Il progetto organico riguarda la comunità. È la distribuzione conveniente e la convergenza degli sforzi per la copertura delle diverse situazioni giovanili. Non è bene fermarsi alla prima comunione o alla cresima e non avere una proposta per i giovani adulti. E nemmeno limitarsi a quelli che rispondono immediatamente e non badare al grande numero che ha bisogno del primo annuncio.
Ma il progetto organico riguarda anche la proposta che si porta al singolo secondo «la sua età e situazione» (cf n.40). Essa richiede una equilibrata integrazione delle divese esigenze.
Tale saggia integrazione delle accentuazioni è descritta nella presentazione degli itinerari. «Gli itinerari non si limitino a coltivare la dimensione intellettuale, ma introducano ad una vitale esperienza di fede; non siano solo operativi, ma diano spazi alla contemplazione; non accettino riduzioni fideistiche o devozionistiche, ma si misurino con le esigenze della cultura; non offrano solo modi di vivere ma ragioni di vita; sappiamo infondere la passione per il vero e il bene, conducano a scelte coscienti e responsabili; presentino la vita come vocazione all’amore che si concretizza nelle vocazioni specifiche...». La lista viene arricchita a continuazione. Si suggerisce di unire riflessione, incontro con testimoni, celebrazioni vive, preghiera personale, carità fraterna, servizio ai poveri; veglie, pellegrinaggi, esercizi spirituali, esperienze ricreative, incontri con altri gruppi, convegni, giornate nazionali e internazionali (cf n.40).

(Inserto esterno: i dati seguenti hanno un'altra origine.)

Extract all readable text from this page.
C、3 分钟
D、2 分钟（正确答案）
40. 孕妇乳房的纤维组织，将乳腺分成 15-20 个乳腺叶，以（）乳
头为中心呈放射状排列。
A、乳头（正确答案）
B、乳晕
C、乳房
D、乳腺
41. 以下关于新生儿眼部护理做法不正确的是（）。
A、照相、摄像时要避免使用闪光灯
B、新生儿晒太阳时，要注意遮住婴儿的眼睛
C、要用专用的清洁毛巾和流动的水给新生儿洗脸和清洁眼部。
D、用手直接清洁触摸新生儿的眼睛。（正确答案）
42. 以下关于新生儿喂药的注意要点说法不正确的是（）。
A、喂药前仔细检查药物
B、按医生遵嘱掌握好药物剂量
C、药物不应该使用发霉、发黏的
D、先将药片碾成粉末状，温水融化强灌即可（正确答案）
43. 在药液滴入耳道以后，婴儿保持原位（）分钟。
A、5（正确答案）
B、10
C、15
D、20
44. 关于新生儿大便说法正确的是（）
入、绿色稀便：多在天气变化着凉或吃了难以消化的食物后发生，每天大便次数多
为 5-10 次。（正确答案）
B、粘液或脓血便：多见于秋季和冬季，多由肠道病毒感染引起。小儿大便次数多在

In sintesi tra le molte conseguenze che porta la dimensione educativa della pastorale come la più adeguata a un tempo di complessità e pluralismo emergono: l’attenzione al soggetto, l’urgenza di un progetto, la rilevanza della comunicazione, la necessità degli itinerari: quattro riferimenti che dovranno diventare familiari al Pastore-Educatore.